00:08:15.050 However, developers shouldn’t need to know that the GC compact utility is running. Right now, they have to manually call GC compact after loading the Rails application in order to compact the heap and fork a web server. Therefore, this goal is not yet met.
00:09:42.000 Another issue is concurrency; since developers have to manually call GC compact, it is not concurrent. The empty slot problem comes into play here. When objects are moved, the destination slots must be empty, which means that sweeping must occur in a specific order.
00:10:54.240 This empty slot requirement is one reason compaction cannot run concurrently with other processes. Because GC steps require a certain order, we cannot say that it's concurrent. Speed is another relative issue; while the compactor may perform quickly, its inability to run concurrently complicates discussions about speed.
00:12:05.920 Both automatic operation and speed depend on making compaction concurrent. When we discuss concurrency, we refer to reducing the amount of time that the program pauses. However, I wanted to start with something simpler: making the sweep step concurrent.
00:13:01.120 For the first implementation, we'll change the move step to be concurrent with the sweep step, allowing us to combine these processes. After the marking step, any objects that we keep will be marked, while any objects we collect will not.

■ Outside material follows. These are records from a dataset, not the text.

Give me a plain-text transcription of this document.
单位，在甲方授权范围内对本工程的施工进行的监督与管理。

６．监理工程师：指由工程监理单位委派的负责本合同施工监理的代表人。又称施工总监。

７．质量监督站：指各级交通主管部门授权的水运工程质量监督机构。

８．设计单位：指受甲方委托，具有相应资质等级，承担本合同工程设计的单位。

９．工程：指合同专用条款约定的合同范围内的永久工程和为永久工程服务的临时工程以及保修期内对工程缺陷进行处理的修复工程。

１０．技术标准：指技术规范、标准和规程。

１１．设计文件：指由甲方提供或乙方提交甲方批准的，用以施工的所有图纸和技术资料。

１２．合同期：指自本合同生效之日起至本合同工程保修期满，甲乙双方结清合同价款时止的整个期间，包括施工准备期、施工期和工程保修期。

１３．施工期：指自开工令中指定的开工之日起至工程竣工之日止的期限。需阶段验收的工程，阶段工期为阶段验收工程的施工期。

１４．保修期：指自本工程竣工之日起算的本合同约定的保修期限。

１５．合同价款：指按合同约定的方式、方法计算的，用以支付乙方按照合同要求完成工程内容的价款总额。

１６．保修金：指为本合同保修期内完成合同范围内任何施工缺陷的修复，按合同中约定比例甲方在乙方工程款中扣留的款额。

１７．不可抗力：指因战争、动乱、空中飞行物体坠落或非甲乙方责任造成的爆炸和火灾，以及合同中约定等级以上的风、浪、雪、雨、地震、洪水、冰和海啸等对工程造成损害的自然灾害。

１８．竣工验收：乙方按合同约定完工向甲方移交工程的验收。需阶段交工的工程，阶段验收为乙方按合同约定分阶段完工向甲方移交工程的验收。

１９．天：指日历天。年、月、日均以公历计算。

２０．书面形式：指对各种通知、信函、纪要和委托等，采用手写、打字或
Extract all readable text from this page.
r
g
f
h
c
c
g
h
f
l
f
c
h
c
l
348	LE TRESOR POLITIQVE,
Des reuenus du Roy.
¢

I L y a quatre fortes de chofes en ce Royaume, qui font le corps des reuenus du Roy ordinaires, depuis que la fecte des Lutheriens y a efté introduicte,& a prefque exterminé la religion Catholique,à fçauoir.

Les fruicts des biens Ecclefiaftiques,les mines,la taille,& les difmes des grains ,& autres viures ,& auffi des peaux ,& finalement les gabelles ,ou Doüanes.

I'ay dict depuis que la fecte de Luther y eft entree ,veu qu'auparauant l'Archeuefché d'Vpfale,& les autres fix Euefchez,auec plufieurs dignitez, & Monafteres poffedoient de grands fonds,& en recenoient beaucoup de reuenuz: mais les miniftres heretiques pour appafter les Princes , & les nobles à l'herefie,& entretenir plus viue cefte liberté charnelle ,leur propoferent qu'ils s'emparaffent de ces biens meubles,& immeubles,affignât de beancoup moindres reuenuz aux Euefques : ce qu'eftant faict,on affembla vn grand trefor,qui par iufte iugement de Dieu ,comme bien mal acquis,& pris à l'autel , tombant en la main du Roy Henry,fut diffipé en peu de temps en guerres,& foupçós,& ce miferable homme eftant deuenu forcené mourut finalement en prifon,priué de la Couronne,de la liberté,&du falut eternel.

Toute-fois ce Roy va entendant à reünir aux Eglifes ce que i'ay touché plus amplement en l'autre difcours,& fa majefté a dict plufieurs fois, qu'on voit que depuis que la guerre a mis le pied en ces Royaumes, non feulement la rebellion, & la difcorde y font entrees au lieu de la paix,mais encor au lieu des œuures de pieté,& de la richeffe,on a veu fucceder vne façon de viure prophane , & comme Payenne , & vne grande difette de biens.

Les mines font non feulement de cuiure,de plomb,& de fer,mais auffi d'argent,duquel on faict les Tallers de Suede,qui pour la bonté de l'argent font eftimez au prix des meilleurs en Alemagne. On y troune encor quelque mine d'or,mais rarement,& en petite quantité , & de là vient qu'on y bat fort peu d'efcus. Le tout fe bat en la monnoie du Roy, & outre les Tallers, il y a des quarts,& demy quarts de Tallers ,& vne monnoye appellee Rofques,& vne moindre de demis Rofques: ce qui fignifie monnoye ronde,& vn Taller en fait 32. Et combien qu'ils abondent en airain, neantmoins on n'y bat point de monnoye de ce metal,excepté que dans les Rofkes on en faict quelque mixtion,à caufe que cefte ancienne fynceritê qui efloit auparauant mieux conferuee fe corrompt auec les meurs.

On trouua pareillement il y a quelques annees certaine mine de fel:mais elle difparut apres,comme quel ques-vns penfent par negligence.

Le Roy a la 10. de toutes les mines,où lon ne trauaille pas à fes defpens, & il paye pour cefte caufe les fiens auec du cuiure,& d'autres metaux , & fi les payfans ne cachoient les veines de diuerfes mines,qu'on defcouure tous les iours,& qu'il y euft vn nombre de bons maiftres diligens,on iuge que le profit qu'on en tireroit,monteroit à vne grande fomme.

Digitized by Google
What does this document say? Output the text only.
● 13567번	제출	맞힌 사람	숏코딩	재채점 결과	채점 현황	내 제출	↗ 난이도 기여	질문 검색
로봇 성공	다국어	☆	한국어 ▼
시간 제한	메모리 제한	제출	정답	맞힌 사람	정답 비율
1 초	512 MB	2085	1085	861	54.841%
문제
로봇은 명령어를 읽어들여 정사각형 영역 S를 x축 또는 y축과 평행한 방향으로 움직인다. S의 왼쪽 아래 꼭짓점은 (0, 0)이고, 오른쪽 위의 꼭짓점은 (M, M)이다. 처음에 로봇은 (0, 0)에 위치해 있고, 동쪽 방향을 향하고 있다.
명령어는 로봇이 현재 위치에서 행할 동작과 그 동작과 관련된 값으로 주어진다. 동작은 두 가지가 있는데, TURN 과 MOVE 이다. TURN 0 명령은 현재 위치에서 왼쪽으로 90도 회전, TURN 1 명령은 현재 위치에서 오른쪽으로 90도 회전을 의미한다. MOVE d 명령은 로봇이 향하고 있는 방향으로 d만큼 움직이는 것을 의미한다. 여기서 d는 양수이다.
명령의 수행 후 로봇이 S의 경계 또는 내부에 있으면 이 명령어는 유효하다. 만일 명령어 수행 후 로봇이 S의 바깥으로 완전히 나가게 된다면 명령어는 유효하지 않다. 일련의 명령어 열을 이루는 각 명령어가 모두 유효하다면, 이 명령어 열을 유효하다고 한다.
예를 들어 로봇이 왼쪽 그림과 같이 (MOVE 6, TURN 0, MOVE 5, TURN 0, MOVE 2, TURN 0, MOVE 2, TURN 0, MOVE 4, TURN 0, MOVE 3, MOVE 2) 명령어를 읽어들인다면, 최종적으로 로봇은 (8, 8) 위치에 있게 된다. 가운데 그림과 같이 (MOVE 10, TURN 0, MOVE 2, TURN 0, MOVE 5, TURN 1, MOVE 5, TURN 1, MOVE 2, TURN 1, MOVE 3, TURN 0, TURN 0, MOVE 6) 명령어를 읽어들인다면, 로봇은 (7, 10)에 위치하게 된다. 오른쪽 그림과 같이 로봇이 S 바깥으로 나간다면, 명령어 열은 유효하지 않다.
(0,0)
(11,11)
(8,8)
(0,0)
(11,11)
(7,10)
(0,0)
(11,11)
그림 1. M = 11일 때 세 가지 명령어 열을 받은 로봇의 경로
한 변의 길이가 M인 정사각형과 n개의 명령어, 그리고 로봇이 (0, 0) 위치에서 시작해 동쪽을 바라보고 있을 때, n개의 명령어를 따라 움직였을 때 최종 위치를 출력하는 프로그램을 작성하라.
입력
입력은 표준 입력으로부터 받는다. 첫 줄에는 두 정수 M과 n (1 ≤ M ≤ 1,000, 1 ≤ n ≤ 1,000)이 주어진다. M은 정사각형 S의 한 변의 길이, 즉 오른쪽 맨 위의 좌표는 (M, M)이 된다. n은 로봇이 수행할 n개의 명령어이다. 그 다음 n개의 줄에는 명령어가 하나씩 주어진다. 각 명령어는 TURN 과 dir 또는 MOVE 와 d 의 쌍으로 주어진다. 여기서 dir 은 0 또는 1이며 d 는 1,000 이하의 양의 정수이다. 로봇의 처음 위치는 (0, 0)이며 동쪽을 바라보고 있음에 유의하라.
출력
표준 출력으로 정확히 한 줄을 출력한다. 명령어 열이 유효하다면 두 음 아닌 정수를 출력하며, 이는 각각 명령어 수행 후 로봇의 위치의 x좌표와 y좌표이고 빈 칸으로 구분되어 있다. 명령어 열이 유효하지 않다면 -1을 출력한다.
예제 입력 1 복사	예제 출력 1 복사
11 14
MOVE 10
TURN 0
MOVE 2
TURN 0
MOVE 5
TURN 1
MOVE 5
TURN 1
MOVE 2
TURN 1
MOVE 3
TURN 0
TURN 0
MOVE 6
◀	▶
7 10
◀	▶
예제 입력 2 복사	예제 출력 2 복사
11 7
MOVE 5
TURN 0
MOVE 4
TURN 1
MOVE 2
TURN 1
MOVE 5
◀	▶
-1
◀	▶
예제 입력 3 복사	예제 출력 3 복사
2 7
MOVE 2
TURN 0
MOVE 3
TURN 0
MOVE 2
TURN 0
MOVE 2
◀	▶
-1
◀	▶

00:14:06.639 Similar to the previous process, the sweep process examines each object, moving to the next if the object is marked and freeing it if it is not. When the sweep pointer and scan pointer meet, we temporarily stop the sweep step and update all the references, just like in the normal compaction process.
00:16:10.720 After implementing these changes, I ran all the CI tests, and everything appeared to be working fine. However, upon merging the patch, the build started failing, requiring me to revert it.
00:17:11.439 The problem arose because Ruby internally tracks the class hierarchy, which requires that when a class is deleted, its references must also be removed. This complexity can lead to crashes and unexpected behavior during garbage collection.
00:18:40.720 To address this problem, I decided to introduce read barriers—functions that are executed when an object is about to be read. In our case, if class C tries to read class A, the read barrier will trigger and can move A back into place, ensuring that references remain valid.
00:20:40.320 However, implementing read barriers is complicated. They require careful placement in various areas of the code to ensure performance impacts aren’t significant. As a result, I also turned to the mprotect system call to manage memory protections more effectively.
00:24:06.400 Using mprotect, I change the memory protection on the region when an object is moved, preventing access until the move is completed. However, mprotect has its own challenges, requiring memory regions to be aligned and sized correctly.
00:26:06.400 To deal with size and alignment issues, I sent a patch to Ruby to extend heap pages to be aligned correctly, enabling us to utilize mprotect effectively and ensure smooth operation.
00:28:20.720 I ran benchmarks using RDoc documentation generation and observed a reduction in peak memory usage with the patch. The alterations made it clear that we can allocate memory more efficiently by ensuring that all allocated blocks are utilized.
00:29:55.840 Through these optimizations, we've confirmed that with effective management of memory and careful handling of read barriers, we can reduce memory usage overall. Therefore, I titled this talk 'Reducing Memory by Using More' because it encapsulates the essence of the improvements.
00:30:56.240 In summary, while this project may seem slow at the moment, it signifies a substantial step forward in enhancing Ruby's memory handling capabilities, allowing the introduction of read barriers for concurrent execution. Thank you for your attention, and I hope to see you all in person at Ruby 2021!